Once this is done, the code calls the post_processing/transit_photometry.py code to generate differential photometry for the target star. In order to identify the target star for which differential photometry should be performed, the code uses the object name in the headers of the images and queries the Kepler webpage, Simbad, or the manual_object_coords.dat file in this folder (in that order). If the target name is not identified in any of these cases, then no differential photometry is performed and you have to perform it on your own. Aperture photometry is performed for 5 apertures: opt, 5, 15, 20 and 30 pixels. The opt aperture is an optimal aperture calculated on the rms of the lightcurve; the get_photometry_lcogt.py code does apertures from 5 pixels to 50 pixels, and the post_processing/transit_photometry.py code searches for the aperture with the smallest RMS.

It is important to note that the differential photometry performed by the code is based on first combining the 10 comparison stars closer in brightness and color to the target, and then generating a "super comparison" star with those, which is finally divided to the target star. This is done in order to not "touch" the target star, so the target could have systematic effects/trends arising from airmass, variability, etc. In general these are useful, because one can later detrend the resulting lightcurve with other methods.

PRODUCTS

The products of the automatic_lcogt.py code are stored in the red folder for each date and for each target. Inside, you will find:

  1. The photometry.pkl file, which contains all the aperture photometry for all the stars in the field for all the apertures (5 to 50 pixels).

  2. Folders named sinistro_ap, where ap is one of the apertures in pixels. The folder sinistro (without aperture number) is the folder that contains the optimal aperture (see previous section).

Each of the sinistro_ap folders contain two .dat files: the one with the norm_flux.dat sufix contains the times (in BJD), relative flux and error on the relative flux of the (corrected by the comparison stars) target star, while the other .dat file contains the same in differential magnitudes.

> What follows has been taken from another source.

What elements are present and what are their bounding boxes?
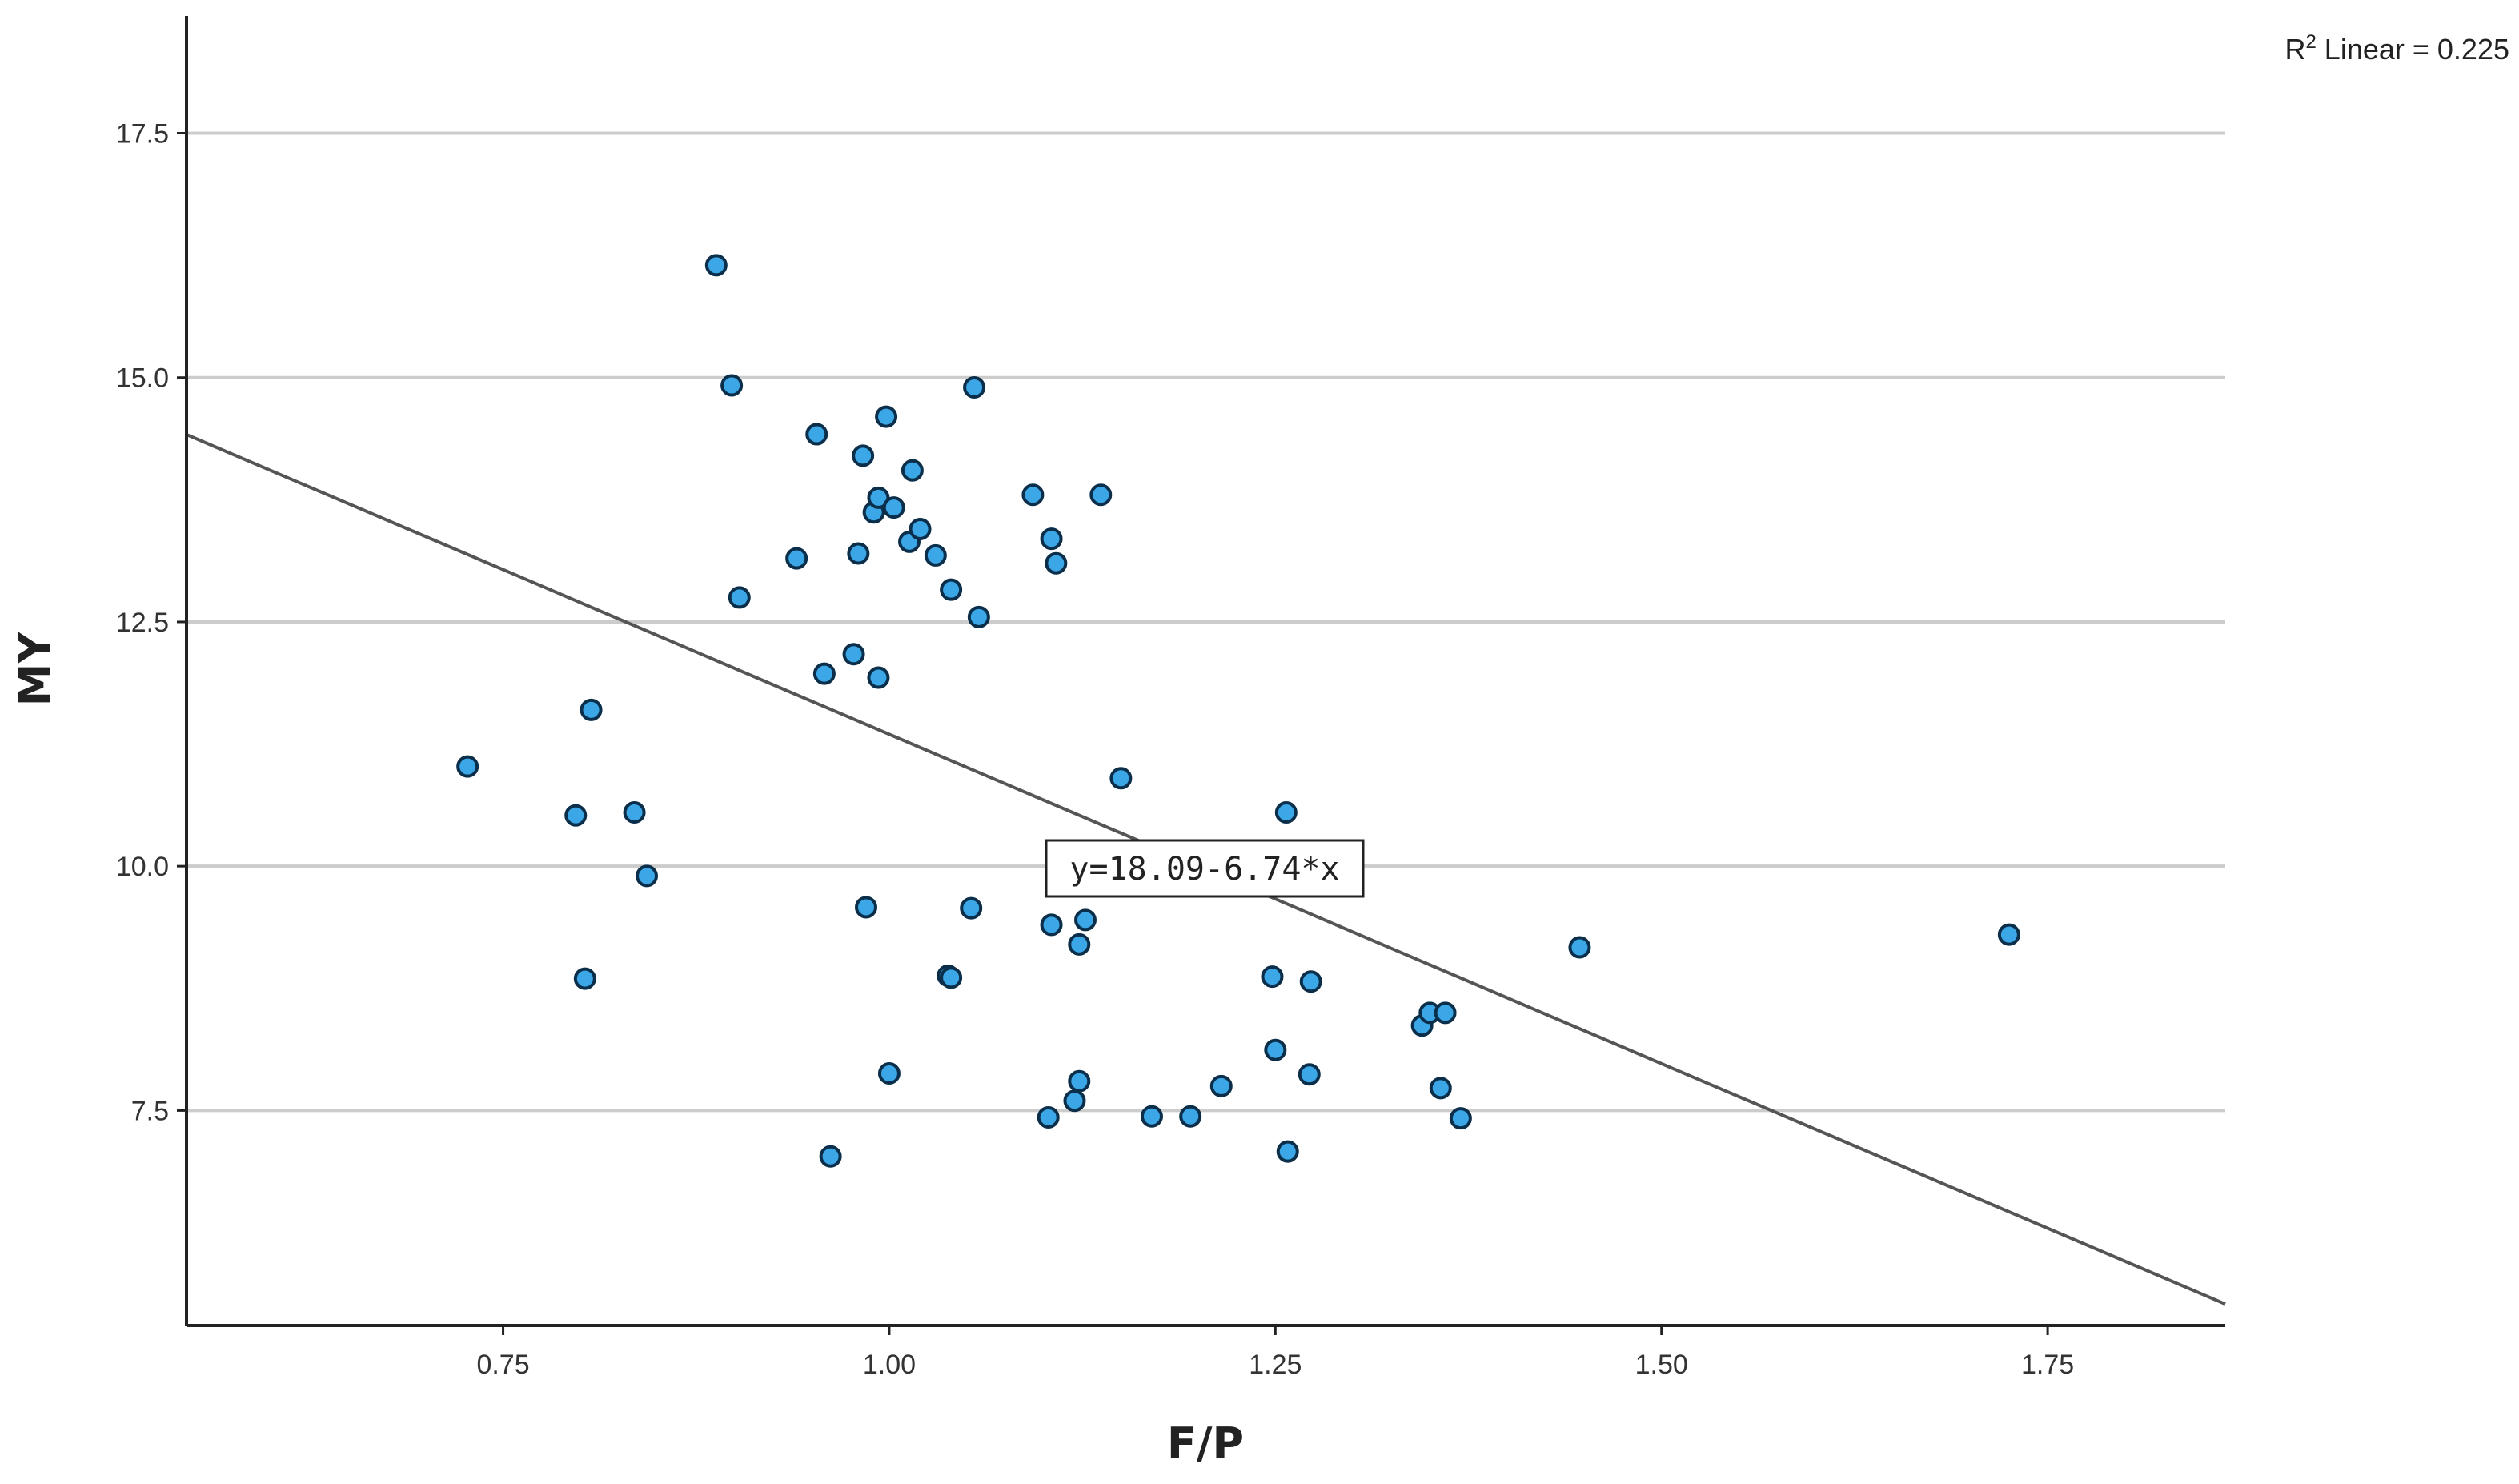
data-point-56 <box>1434 1001 1457 1025</box>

The folder LC is very important, as it contains the differential magnitude of the target and the comparison stars in the .epdlc format, which is useful if you want to detrend your data or play with other ways of combining the extracted fluxes of the target and its comparison stars. This format contains lots of information, but the most important are the following columns: (0) file name, (1) times in BJD, (2) relative magnitude of the target, (3) error on the magnitude, (17) Centroid (X-axis) on the image, (18) Centroid (Y-axis) on the image, (19) Background flux, (20) Error on background flux, (21) (2.35/FWHM)^2 (not useful for defocused images), (22) Hour angle and (23) Zenith angle.

The post_processing_outputs folder contains the photometry for all the apertures in .dat files, similar to the .dat files inside the sinistro_ap folders.

Finally, all the other folders contain images in png format of the target and the comparison stars.

POST-PROCESSING USAGE

In the eventuality in which the post-processing fails, you can do it yourself inside the post_processing folder. A common usage is:

       python transit_photometry.py -project NAMEOFTHEPROJECT -datafolder 20160520 -target_name TARGETNAME -ra "14:00:00" -dec " -60:00:00" --plt_images

This will save the photometry in the red/20160520 folder inside the project NAMEOFTHEPROJECT for the target TARGETNAME.